と、速攻で玉井からの指摘が入った。俺が玉井の方を見ると玉井と視線が交わる。すると、信道は呆れたように、




「はぁ……。どいつもこいつも勉強しろって、真面目だなぁ全く。正翔はいつから進学高になったんだ?」

「もともと進学校なの!」




玉井がすぐさま信道に言葉を入れる。しかし玉井は本当にツッコミ担当だな……。信道に対しては特に自然体だ。
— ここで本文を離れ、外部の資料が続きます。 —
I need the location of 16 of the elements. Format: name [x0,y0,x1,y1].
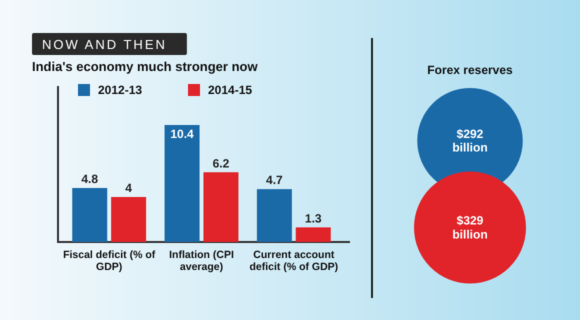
chart-title: NOW AND THEN [42,37,167,52]
legend-label: 2012-13 [98,83,142,97]
data-label: 4 [125,181,132,195]
text: Forex reserves [427,63,514,77]
x-tick-label: Inflation (CPI average) [169,249,234,274]
legend-label: 2014-15 [208,83,252,97]
x-tick-label: Fiscal deficit (% of GDP) [63,249,156,274]
data-label: $329 billion [452,214,488,242]
x-tick-label: Current account deficit (% of GDP) [249,249,338,274]
data-label: 10.4 [170,127,194,141]
data-label: 4.8 [81,172,98,186]
data-label: $292 billion [452,126,488,155]
chart-subtitle: India's economy much stronger now [32,59,258,74]
data-label: 1.3 [304,211,322,226]
data-label: 4.7 [266,173,284,188]
data-label: 6.2 [212,156,230,170]
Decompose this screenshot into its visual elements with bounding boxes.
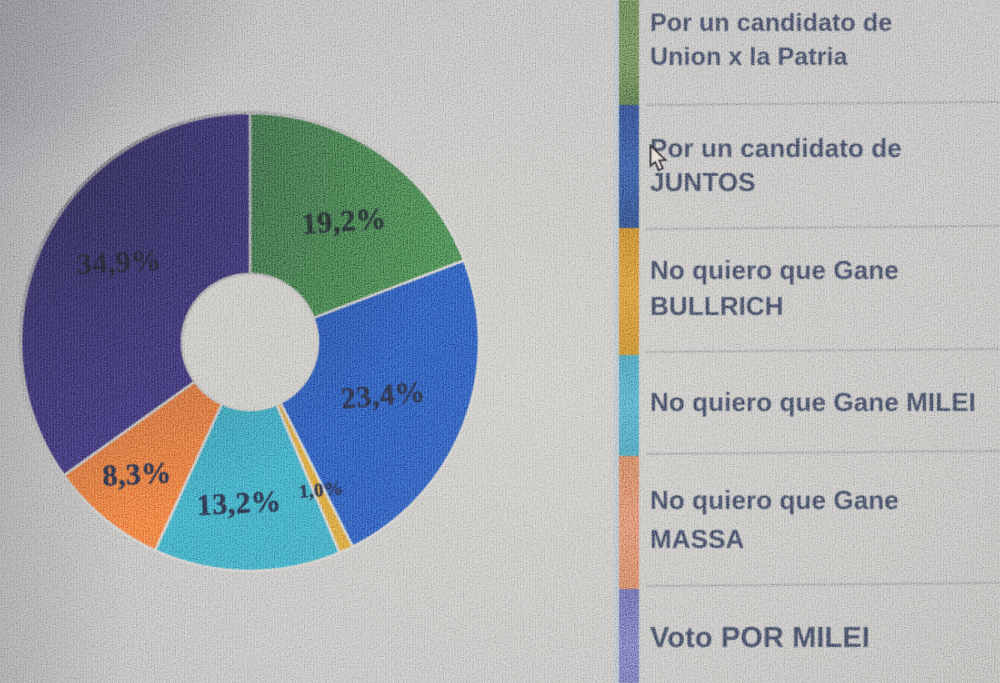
svg-text:8,3%: 8,3% — [102, 456, 173, 493]
svg-text:19,2%: 19,2% — [301, 202, 388, 241]
svg-text:34,9%: 34,9% — [76, 244, 162, 281]
svg-text:1,0%: 1,0% — [298, 478, 344, 503]
svg-text:13,2%: 13,2% — [196, 485, 282, 522]
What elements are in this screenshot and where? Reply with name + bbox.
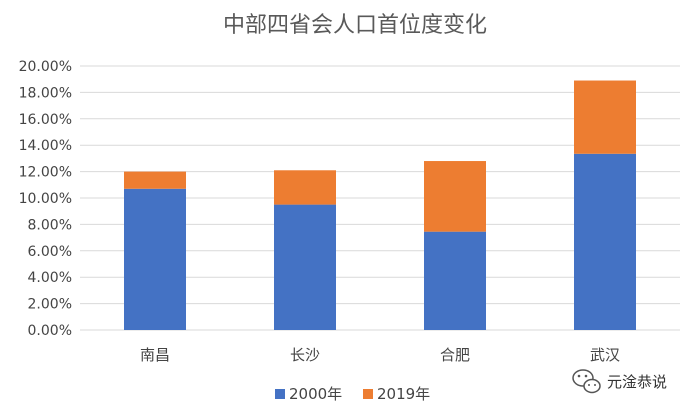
y-axis-ticks: 0.00% 2.00% 4.00% 6.00% 8.00% 10.00% 12.00% 14.…: [19, 59, 72, 339]
legend-swatch: [363, 389, 373, 399]
bar-segment: [574, 80, 636, 154]
y-tick-label: 10.00%: [19, 191, 72, 207]
y-tick-label: 6.00%: [28, 244, 72, 260]
bar-segment: [124, 188, 186, 330]
y-tick-label: 2.00%: [28, 297, 72, 313]
y-tick-label: 18.00%: [19, 85, 72, 101]
legend: 2000年 2019年: [275, 385, 430, 403]
legend-label: 2000年: [289, 385, 342, 403]
legend-label: 2019年: [377, 385, 430, 403]
y-tick-label: 4.00%: [28, 270, 72, 286]
wechat-icon: [572, 369, 601, 394]
x-tick-label: 长沙: [290, 346, 320, 364]
watermark: 元淦恭说: [572, 369, 667, 394]
y-tick-label: 8.00%: [28, 217, 72, 233]
legend-swatch: [275, 389, 285, 399]
bar-segment: [274, 170, 336, 205]
y-tick-label: 14.00%: [19, 138, 72, 154]
x-tick-label: 合肥: [440, 346, 470, 364]
x-tick-label: 南昌: [140, 346, 170, 364]
bar-segment: [274, 204, 336, 330]
bars: [124, 80, 636, 330]
bar-segment: [124, 171, 186, 189]
x-axis-labels: 南昌 长沙 合肥 武汉: [140, 346, 620, 364]
y-tick-label: 20.00%: [19, 59, 72, 75]
chart-title: 中部四省会人口首位度变化: [223, 13, 487, 38]
bar-segment: [574, 153, 636, 330]
y-tick-label: 12.00%: [19, 165, 72, 181]
watermark-text: 元淦恭说: [607, 373, 667, 391]
bar-segment: [424, 231, 486, 330]
x-tick-label: 武汉: [590, 346, 620, 364]
bar-segment: [424, 161, 486, 232]
y-tick-label: 0.00%: [28, 323, 72, 339]
y-tick-label: 16.00%: [19, 112, 72, 128]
「何言ってんだよ玉井ちゃん。正翔が進学校ならそもそも俺と恭二はこの学校に入れてねぇって」

「いや、蒼井君は入れるでしょ。川島は別として」

「うわ容赦ねぇな……玉井ちゃん……」

「でも川島だって、きっと中学の時はそこそこだったんでしょ? 頑張れば絶対実力も上がってくるはずだよ」




すると信道は何かを思いついたのか、わざとらしく辛そうな表情を作り、お得意の寸劇モードへと移行して、




「あ……あのさ玉井ちゃん……。俺……えと……その……中3の卒業式の後、帰宅中に雷に打たれたらしくて……後遺症でその……中学の記憶がねぇんだ……」




出たよ……。また、純粋な玉井をもてあそぼうとしてんなこいつ……。何が記憶がねぇだよ……。普段中学時代の武勇伝の話ばっかじゃねぇか……。そんな信道の辛そうな顔を見た玉井は、




「そういう冗談はやめなよ川島。良くない」

「へ? あ、えと……悪い……」




玉井のジト目での冷ややかな返しに、信道は予想に反してたのか、素で申し訳なさそうにする。ただ、朝の気怠い空気に噛み合ったのか、教室内に薄い笑いは生まれた。信道は頭をかきながら不思議そうにして、




「つかあれ? いつもの玉井ちゃんなら信じてくれると思ったんだけど……」

「んー、まぁ私も少し大人になったのかな」





玉井は顎に指を当てつつ、そう言った。信道も何か伝わったような態度で、



「あぁそういう感じ? 他者を知って己を知るみたいな?」

「え凄い川島。当たってるかも」

「まぁ俺もさ、ハルさんと出会ってから色々と成長したからなんとなく分かるわけよ。あるよな大人になる時って」





珍しく、玉井と信道が噛み合った。玉井は少しだけ信道の事を感心している様子だ。しかし外野のクラスメイトは誇らしげな信道の態度が気に入らないのか、彼女いるからって調子に乗るなとか、そもそも精神年齢が低いから成長しても大した事ない、など様々な野次が飛んでいる。信道はこの場を収めようと野次を飛ばしているクラスメイトに向け、




「いやいや! マジだっての! 結構ピュアでかっこいい恋愛してんだぜ俺! なぁ恭二?」




焦った信道は、俺の方を見る。俺は即座に言った。




「いや知らん」

「おーいっ! お前にも相談したじゃねぇか! ココンイチでカレー食いながら!」

「あれ相談か? ただお前が一方的に喋ってただけだろ」




俺の言葉でクラス中に笑いが生まれた。ひとしきり経って笑いが静まると玉井は微笑みながら、




「ほらほら、仲良しコンビの漫才は良いから。もうホームルーム始まるよ、みんな席に着いて!」





玉井の掛け声に、クラスメイトはみんな自席へと向かって行った。